À Yangon, la police anti-émeute et les soldats ont pourchassé les manifestants dès le matin, tuant au moins quatre personnes. Selon le chef du service des urgences d'un hôpital général du gouvernement à Yangon, trois sont morts après avoir reçu une balle dans la tête et l'abdomen.

«Sur 19 blessés que nous avons soignés aujourd'hui, 15 ont été touchés à balles réelles. Deux sont dans un état critique car ils ont été touchés à la gorge et à l'abdomen », a déclaré le responsable de l'hôpital.

Une colonne de protestation composée de médecins, d'infirmières et d'étudiants des universités médicales, pharmaceutiques et paramédicales de Yangon a été attaquée par des soldats et des policiers anti-émeute dans la ville de Yankin Township. Sur des milliers de manifestants, 211 ont été arrêtés et plusieurs autres ont subi des luxations de l'épaule ou des blessures au crâne après avoir été frappés avec des matraques. Les personnes arrêtées avaient été relâchées dans l'après-midi, mais seulement après avoir été forcées de signer un papier déclarant qu'elles ne se joindraient plus aux manifestations.

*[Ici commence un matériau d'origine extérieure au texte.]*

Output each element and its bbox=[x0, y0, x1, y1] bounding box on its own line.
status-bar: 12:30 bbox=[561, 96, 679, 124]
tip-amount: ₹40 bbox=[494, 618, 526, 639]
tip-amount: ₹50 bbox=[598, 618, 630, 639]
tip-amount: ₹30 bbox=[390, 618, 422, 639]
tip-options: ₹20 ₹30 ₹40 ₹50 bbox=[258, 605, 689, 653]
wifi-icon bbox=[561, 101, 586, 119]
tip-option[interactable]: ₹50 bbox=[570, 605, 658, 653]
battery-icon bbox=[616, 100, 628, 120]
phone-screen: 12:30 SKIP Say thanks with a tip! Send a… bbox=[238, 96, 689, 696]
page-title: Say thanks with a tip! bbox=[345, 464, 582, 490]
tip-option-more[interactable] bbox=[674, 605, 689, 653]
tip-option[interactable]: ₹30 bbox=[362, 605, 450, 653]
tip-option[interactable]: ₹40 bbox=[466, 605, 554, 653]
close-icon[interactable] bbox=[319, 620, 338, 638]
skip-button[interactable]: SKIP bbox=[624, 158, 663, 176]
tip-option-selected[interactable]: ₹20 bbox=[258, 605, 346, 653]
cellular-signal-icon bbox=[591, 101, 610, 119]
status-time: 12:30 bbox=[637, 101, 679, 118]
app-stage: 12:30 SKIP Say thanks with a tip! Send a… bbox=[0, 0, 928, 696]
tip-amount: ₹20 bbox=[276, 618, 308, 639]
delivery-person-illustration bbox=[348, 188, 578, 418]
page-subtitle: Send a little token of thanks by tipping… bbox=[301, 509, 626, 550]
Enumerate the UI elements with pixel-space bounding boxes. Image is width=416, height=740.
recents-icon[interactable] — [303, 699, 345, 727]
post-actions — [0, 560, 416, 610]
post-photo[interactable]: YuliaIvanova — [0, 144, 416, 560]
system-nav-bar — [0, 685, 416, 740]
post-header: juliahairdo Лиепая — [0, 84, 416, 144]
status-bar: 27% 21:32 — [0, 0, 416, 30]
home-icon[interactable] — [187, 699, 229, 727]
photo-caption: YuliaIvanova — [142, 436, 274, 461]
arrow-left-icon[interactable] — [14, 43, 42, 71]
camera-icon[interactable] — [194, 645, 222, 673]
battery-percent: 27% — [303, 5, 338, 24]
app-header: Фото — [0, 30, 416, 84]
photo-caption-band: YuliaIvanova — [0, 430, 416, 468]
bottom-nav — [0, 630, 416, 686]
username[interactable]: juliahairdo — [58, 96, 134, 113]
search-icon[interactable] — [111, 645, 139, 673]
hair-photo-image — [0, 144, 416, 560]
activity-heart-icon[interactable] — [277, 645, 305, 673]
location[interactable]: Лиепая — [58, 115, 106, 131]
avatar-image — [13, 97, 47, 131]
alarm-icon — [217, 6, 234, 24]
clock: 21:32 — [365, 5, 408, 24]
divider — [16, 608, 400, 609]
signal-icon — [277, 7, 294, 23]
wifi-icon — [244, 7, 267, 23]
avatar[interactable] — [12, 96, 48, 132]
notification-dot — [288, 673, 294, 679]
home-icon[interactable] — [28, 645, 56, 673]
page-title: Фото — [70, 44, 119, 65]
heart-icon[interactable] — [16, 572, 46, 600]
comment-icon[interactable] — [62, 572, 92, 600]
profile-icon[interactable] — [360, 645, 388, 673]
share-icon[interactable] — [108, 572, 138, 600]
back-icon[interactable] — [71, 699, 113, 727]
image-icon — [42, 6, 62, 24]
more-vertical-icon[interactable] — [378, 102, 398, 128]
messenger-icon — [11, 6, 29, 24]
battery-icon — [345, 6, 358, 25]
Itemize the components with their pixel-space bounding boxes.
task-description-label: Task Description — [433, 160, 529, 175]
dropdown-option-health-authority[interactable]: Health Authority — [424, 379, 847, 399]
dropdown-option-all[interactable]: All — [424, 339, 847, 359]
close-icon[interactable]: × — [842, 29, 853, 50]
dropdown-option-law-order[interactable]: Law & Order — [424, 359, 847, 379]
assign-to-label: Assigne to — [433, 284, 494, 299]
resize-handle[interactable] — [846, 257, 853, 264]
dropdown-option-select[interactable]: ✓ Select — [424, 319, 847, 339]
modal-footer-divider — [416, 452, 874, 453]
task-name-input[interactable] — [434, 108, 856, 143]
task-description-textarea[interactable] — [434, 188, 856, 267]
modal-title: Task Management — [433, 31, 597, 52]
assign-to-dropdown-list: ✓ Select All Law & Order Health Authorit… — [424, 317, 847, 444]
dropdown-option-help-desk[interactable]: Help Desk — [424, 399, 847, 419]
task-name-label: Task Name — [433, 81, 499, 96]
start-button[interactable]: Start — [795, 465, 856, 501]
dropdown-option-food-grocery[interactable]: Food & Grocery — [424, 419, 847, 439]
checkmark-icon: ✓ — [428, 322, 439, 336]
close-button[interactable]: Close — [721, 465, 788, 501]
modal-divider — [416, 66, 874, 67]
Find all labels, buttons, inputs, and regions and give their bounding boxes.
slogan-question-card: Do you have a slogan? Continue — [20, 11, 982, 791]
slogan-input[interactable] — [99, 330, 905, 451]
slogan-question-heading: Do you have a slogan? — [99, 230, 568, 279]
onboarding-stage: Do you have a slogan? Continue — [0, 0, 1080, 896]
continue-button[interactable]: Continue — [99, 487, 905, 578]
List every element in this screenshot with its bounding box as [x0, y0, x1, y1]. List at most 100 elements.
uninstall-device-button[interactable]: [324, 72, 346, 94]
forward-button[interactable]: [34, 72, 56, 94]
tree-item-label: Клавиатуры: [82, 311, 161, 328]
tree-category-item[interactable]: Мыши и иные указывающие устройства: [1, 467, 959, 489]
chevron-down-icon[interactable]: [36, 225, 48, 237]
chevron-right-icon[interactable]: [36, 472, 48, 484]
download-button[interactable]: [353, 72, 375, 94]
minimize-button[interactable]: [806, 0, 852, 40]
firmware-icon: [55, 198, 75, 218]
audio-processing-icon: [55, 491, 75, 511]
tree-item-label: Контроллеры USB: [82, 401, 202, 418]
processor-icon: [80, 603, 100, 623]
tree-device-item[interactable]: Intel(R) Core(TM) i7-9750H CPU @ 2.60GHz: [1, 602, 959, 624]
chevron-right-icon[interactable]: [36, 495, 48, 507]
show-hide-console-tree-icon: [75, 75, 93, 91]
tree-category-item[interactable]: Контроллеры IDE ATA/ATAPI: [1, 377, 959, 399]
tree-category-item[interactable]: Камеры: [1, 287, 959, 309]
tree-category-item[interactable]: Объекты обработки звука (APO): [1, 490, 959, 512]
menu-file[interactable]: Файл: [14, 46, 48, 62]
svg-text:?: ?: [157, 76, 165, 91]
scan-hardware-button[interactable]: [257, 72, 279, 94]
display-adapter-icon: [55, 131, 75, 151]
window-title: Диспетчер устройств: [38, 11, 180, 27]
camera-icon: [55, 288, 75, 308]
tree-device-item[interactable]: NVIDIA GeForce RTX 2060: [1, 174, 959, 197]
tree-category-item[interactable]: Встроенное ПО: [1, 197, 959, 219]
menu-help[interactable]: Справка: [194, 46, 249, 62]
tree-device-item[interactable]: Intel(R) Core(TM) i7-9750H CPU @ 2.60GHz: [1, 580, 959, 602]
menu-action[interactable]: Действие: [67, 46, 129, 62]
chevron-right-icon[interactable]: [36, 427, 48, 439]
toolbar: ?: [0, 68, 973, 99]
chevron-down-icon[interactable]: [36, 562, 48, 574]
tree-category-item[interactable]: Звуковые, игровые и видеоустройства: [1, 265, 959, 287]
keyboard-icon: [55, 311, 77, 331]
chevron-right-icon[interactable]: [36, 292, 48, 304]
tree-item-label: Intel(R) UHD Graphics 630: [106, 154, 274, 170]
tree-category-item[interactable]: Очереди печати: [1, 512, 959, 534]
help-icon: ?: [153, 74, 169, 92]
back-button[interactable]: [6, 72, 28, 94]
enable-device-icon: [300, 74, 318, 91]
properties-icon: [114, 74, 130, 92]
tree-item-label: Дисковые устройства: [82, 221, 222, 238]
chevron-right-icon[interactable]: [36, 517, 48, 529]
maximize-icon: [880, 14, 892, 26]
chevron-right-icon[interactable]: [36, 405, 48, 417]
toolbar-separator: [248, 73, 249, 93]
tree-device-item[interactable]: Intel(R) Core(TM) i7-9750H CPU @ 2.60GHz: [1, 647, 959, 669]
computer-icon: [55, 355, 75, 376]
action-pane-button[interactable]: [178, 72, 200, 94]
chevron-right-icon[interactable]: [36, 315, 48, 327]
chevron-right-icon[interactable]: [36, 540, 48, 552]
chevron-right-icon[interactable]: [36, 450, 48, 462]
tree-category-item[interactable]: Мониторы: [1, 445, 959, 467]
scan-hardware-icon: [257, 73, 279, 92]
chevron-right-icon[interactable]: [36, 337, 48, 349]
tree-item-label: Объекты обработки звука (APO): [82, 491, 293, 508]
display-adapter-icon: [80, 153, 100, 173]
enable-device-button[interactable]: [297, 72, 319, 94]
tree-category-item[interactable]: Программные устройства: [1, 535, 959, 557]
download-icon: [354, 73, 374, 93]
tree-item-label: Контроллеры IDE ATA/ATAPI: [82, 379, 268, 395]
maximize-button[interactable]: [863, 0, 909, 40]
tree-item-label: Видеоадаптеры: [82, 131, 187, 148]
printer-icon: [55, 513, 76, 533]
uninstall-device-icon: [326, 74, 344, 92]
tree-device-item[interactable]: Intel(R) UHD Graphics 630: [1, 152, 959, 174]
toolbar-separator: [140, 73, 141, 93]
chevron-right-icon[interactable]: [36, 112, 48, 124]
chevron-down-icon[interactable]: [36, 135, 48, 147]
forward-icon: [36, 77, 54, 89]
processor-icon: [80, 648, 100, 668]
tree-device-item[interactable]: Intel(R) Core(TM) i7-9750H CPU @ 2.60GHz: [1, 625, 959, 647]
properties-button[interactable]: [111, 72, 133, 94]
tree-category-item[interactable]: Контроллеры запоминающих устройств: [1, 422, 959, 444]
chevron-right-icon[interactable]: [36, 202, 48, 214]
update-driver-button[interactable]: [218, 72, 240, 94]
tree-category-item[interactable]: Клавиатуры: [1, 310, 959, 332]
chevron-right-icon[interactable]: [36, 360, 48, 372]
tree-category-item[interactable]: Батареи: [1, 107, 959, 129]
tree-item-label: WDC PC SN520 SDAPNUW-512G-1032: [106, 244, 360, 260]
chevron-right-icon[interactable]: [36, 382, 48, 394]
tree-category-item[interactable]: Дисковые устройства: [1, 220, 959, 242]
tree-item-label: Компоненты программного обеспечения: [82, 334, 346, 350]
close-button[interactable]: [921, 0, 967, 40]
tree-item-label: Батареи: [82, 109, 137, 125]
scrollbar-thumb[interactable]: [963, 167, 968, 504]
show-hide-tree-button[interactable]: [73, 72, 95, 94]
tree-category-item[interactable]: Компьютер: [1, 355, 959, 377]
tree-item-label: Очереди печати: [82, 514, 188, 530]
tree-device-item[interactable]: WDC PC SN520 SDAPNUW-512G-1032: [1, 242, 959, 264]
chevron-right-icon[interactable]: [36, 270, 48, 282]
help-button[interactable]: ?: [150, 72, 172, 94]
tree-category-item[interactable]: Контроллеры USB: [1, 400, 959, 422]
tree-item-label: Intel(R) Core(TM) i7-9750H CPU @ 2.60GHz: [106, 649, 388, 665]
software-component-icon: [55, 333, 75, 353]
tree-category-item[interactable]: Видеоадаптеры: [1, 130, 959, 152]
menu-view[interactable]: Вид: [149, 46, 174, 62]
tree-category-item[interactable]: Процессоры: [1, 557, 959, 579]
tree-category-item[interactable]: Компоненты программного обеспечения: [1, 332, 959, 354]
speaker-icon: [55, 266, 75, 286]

«Ils nous ont simplement attaqués directement. Pas même la peine de nous avertir de nous disperser », a déclaré un médecin de 30 ans qui faisait partie des détenus.

Une étudiante en médecine de deuxième année qui dit s’appeler Wendy a été frappée à la tête avec une matraque. Tout ce dont elle se souvenait, c'était que sa blouse blanche de service devenait soudainement rouge de sang.

«J'avais trop peur pour ressentir la douleur sur le moment», se souvient la jeune femme de 18 ans après sa libération dimanche soir.

Dans le sud du pays, à Dawei, dans la région de Tanintharyi, il y eut des morts et des blessés dès la matinée.

Au moins quatre personnes ont été tuées par balle et une quarantaine d'autres blessées lors d'un violent assaut de la police anti-émeute contre des manifestants anti-coup d'État.

À midi, un passant à moto est mort après avoir reçu une balle dans la tête lors de la répression d'une manifestation à Mandalay. Plusieurs personnes, dont un jeune volontaire aidant les manifestants, ont été blessées par balle. Une femme qui marchait dans la rue a reçu une balle dans la tête et est décédée sur place dans la soirée.

Comme leurs homologues de Yangon, les manifestants de Mandalay ont adopté des approches plus défensives face aux forces de sécurité. S'équipant de casques, de lunettes et de masques à gaz, ils ont érigé des barrages routiers avec tout ce qu'ils pouvaient trouver pour éloigner la police anti-émeute et les soldats en charge. Certaines âmes courageuses se sont armées de raquettes pour renvoyer les cartouches de gaz lacrymogènes volantes aux forces de sécurité, tandis que d'autres ont simplement utilisé des couvertures humides pour couvrir les cartouches enfumées à leur atterrissage.

Des décès, des blessures et des arrestations liés aux manifestations ont également été signalés dans les régions de Bago et de Magwe.

Suite à la mort de civils, l'ambassade américaine à Yangon a déclaré dimanche soir qu'elle avait le cœur brisé de voir la perte de tant de vies au Myanmar et que les gens ne devraient pas subir la violence pour avoir exprimé leur désaccord au coup d'État militaire.

«Le ciblage de civils est odieux», indique le communiqué.

Malgré l'utilisation de balles réelles, de grenades assourdissantes et de gaz lacrymogènes, la police n'a pas réussi à disperser les manifestants qui participaient à une grève générale nationale contre le régime militaire dimanche.

Sans se laisser décourager par les tirs meurtriers, les manifestants à travers le pays se sont réorganisés et ont continué leurs marches et leurs sit-in dans l'après-midi. Irrités par la mort de leurs camarades manifestants, ils ont crié des slogans anti-régime plus fort que les autres jours.

Sithu Aung, un étudiant de l'Université technologique de 22 ans qui a rejoint la manifestation contre l’imposition d’un régime militaire, a déclaré qu'il craignait également pour son avenir si le Myanmar était à nouveau isolé de la communauté internationale sous le régime en raison de sanctions.

«Si nous ne résistons pas, ils feront de nous des esclaves. Je crois que d'autres feront avancer la manifestation même si je tombe », a-t-il déclaré.

THE IRRAWADDY, 1 Mars 2021
L'Irrawaddy est un site d'information fondé en 1990 par des exilés birmans vivant en Thaïlande. Depuis sa création, The Irrawaddy a adopté une position indépendante sur la politique birmane.